The examples of other countries wracked by insecurity and terrorism ought to instruct us. In Iraq, for instance, the northern regions of Kurdistan have remained the most attractive destinations for western investors for years on account of their relative peace, security and stability. On the contrary, the southern Sunni and Shiite territories have remained unstable war zones and play grounds of sundry terror gangs and foreign occupation forces, making them unattractive for sustainable economic activity. Similarly, the border regions of Waziristan between Pakistan and Afghanistan have for decades remained hotbeds of insurgency and safe havens for sundry terror gangs and hence a no go zone for investment, civilized social life and meaningful development.

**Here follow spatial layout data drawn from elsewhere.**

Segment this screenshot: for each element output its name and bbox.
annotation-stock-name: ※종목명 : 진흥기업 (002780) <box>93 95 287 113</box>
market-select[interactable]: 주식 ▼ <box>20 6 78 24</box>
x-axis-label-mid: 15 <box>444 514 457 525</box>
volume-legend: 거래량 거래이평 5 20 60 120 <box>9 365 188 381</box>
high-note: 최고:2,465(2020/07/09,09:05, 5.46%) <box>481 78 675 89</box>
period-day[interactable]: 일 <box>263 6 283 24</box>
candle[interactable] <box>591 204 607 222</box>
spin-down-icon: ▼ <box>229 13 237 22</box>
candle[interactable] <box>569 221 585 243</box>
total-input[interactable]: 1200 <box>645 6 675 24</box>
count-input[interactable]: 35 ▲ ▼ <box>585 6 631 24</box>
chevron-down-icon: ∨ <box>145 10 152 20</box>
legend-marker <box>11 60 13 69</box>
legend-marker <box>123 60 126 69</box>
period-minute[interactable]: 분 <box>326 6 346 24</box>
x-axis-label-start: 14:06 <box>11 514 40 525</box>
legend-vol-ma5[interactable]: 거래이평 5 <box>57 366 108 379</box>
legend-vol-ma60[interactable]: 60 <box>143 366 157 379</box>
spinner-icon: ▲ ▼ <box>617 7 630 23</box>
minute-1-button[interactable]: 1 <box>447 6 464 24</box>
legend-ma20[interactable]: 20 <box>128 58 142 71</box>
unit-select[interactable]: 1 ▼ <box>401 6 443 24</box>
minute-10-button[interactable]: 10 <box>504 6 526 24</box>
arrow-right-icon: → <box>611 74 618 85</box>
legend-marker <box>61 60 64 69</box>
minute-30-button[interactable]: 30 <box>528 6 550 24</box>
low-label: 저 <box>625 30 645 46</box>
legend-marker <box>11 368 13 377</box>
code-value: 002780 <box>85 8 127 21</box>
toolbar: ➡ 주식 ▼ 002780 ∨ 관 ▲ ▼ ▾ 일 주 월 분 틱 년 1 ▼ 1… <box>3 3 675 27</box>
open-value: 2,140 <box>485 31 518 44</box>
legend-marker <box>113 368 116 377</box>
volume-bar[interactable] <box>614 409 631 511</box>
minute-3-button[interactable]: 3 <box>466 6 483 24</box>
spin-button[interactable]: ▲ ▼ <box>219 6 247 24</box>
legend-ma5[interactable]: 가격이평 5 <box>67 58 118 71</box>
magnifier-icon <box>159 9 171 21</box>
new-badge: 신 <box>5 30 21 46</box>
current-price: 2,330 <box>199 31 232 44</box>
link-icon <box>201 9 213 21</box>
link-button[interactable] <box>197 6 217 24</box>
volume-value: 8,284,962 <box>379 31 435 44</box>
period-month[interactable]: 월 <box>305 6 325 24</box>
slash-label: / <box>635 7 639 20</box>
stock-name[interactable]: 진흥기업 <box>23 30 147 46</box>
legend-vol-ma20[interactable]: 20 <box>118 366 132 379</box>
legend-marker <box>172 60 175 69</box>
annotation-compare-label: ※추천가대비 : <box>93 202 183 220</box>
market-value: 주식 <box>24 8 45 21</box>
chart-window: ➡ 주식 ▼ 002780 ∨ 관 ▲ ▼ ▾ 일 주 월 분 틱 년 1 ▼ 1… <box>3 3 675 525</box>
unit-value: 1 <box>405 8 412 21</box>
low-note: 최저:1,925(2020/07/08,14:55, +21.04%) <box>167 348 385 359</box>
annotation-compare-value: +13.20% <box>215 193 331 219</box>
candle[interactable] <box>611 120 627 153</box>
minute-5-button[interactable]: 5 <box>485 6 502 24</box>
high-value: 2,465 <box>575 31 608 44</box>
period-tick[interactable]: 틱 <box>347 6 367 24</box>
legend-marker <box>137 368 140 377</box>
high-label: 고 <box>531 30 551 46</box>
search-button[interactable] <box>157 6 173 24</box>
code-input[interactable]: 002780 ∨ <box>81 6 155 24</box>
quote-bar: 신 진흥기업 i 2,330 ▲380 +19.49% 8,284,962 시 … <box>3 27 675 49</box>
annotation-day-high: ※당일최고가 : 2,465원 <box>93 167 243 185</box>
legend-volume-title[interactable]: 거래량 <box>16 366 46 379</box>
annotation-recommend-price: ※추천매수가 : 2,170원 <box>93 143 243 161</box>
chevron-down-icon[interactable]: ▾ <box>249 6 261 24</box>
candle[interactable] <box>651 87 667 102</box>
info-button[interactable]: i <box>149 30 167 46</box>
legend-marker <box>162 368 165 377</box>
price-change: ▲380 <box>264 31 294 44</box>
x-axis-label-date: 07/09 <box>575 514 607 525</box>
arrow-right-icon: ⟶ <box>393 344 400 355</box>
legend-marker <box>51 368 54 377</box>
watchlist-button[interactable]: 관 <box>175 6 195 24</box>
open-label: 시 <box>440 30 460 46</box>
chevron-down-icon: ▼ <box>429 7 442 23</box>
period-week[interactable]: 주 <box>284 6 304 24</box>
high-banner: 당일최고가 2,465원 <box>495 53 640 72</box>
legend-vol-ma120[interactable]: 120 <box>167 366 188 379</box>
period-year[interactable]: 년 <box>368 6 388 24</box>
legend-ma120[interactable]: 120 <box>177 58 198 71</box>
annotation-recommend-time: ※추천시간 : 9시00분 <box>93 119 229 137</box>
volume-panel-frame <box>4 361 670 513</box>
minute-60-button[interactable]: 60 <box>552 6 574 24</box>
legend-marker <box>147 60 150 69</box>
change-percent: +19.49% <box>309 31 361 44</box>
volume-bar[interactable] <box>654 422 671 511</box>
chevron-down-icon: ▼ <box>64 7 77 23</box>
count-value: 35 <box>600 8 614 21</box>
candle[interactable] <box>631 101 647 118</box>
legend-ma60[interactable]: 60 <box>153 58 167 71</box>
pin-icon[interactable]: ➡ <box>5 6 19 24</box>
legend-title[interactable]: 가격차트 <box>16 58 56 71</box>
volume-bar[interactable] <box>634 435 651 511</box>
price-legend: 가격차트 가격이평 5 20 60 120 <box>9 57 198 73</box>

Beyond the Kankara episode, therefore, the answers that we urgently need to the epidemic of insecurity require more of common sense and political will than additional budget provisions for more arms and sophisticated war planes. In the face of an enemy that moves around in droves of motor bikes and armed with conventional small arms, costly heavy armaments may be useless.
We need to think for instance of a special schools protection security plan for the vulnerable states. This will require political leaders and military authorities coming together to arrange for the permanent posting of security personal in schools. In addition, we may consider a special weapons training programme for and the arming of selected teachers in schools located in the vulnerable areas. Admittedly, the area in question is large and expansive while the manpower numbers of our military and security outfits may not be adequate. But in the age of appropriate technologies, it is relatively easy to maintain a round the clock surveillance of the entire territory using a combination of camera equipped mobile drones and manned aerial reconnaissance by the Nigerian air force. Regular armoured convoys and combat aircraft may be useless in this theatre as they imply the presence of a visible army of insurgents in conventional battle formations to be targeted and assaulted.
In matters of public security, unusual problems necessitate innovative solutions. When in the 1970s the hijacking of Israeli and Israel -bound passenger jets became the favourite of Arab terrorists, the state of Israel began the policy of emplacing special commandoes in every El Al flight and other passenger flights bound for Israel. Similarly, in the wake of the 9/11 terrorist attacks on New York in September 2001, the US government introduced the system of placing armed marshals, often seated in the front rows, in every US domestic flight.
Similarly, in response to the numerous school shootings in the US, the federal government and states introduced the placing of armed guards in most schools in suspect areas. In addition, special weapons training programmes for teachers were introduced to enable teachers act as first defenders of their schools in an emergency before the arrival of the police. We can do a bit more to protect our schools in the north. Our country already leads the world in the number of out of school children. The north leads the nation abysmally in this regard as well.
Perhaps the Kankara episode is a walk into the womb of darkness and back. But it is also a metaphor that defines what Nigeria owes its citizens and most especially our children, their education and our future.